University of Washington, Seattle
2018 MLK Jr. & Black History Month Symposium
Donald Trump, Race, and the Crisis of American Democracy
Monday, February 5, 2018
Anita Tuvin Schlechter Auditorium, 7 p.m.
The Democratic Party likes to make the argument that Trump can be defeated by wooing working-class whites. A classed-based strategy must be scrapped in favor of one that emphasizes race.
This event is sponsored by the Clarke Forum for Contemporary Issues and co-sponsored by the Popel Shaw Center for Race & Ethnicity.
Biography (provided by the speaker)
Christopher S. Parker is Stuart A. Scheingold Professor of Social Justice and Political Science in the department of political science at the University of Washington, Seattle.
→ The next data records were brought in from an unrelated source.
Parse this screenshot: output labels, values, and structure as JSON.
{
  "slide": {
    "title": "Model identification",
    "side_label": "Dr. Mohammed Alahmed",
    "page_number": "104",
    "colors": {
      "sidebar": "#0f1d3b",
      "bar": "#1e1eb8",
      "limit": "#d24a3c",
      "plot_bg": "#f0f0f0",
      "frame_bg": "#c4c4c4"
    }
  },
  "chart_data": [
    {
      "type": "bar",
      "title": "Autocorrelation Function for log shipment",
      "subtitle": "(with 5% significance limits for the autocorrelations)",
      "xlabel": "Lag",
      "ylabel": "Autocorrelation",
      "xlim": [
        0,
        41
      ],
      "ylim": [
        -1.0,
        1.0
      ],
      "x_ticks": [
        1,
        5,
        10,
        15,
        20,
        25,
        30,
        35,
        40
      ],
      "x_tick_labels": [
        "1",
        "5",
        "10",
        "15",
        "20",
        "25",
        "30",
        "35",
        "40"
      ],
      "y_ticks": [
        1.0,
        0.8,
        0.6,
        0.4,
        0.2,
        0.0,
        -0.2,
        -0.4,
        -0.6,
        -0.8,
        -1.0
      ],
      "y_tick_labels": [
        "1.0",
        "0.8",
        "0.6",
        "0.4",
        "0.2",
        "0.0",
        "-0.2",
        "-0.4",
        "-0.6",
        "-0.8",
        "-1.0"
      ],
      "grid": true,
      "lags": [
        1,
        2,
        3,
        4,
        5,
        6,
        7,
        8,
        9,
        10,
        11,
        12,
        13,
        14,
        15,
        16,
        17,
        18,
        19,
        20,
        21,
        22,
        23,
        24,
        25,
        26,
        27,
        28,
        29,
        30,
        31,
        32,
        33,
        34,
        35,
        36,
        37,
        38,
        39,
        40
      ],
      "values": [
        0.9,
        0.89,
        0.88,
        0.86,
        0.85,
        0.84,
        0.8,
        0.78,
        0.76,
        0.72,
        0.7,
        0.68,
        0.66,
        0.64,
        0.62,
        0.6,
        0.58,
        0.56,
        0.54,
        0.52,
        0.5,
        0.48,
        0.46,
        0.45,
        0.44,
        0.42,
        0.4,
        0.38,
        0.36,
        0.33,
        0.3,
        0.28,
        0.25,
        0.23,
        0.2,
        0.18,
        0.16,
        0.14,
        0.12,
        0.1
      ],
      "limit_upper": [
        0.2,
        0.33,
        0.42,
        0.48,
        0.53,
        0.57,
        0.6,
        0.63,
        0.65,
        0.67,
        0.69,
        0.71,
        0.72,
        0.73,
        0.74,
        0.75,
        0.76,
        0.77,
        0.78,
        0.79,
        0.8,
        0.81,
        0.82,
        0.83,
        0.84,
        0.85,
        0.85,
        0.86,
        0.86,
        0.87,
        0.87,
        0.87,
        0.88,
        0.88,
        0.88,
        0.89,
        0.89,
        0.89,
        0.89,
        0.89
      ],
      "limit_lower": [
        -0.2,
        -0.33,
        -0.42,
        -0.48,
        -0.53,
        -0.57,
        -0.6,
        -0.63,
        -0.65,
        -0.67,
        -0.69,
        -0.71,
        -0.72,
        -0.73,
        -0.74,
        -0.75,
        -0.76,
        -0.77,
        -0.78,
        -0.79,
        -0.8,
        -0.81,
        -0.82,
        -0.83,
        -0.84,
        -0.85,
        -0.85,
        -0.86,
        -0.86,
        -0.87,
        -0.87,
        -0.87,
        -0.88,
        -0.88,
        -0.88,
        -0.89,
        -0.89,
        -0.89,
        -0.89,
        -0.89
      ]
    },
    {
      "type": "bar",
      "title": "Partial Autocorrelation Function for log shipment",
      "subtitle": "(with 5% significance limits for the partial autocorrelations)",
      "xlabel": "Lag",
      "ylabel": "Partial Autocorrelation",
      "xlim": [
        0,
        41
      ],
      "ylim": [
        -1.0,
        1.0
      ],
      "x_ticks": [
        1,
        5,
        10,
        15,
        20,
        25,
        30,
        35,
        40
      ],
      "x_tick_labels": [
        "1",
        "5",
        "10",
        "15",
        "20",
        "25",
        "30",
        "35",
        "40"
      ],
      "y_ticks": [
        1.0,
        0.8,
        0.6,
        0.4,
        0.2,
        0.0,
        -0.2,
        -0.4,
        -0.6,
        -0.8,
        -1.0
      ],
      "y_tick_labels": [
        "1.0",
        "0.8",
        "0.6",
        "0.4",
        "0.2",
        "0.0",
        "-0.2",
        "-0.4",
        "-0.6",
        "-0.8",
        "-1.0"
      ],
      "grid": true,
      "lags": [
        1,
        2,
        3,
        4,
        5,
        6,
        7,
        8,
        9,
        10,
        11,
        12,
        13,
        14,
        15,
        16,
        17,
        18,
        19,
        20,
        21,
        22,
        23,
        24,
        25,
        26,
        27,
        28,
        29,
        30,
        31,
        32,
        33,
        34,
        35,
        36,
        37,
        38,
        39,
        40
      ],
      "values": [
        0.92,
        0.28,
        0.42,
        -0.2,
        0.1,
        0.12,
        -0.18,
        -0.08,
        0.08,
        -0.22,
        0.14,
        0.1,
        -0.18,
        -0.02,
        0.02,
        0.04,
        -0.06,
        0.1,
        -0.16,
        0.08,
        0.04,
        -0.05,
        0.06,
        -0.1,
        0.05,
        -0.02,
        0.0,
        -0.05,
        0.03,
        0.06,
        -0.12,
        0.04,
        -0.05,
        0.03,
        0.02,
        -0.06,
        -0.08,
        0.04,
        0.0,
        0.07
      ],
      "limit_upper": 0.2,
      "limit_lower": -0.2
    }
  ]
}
After serving in the military for a total of ten years, and another five as a probation officer for Los Angeles County, Parker attended UCLA. He then earned his doctorate at the University of Chicago. Parker is the author of Change They Can’t Believe In: The Tea Party and Reactionary Politics in America (Princeton). Parker’s award-winning first book, Fighting for Democracy: Black Veterans and the Struggle Against White Supremacy in the Postwar South, was also published by Princeton University Press. He resides in Seattle.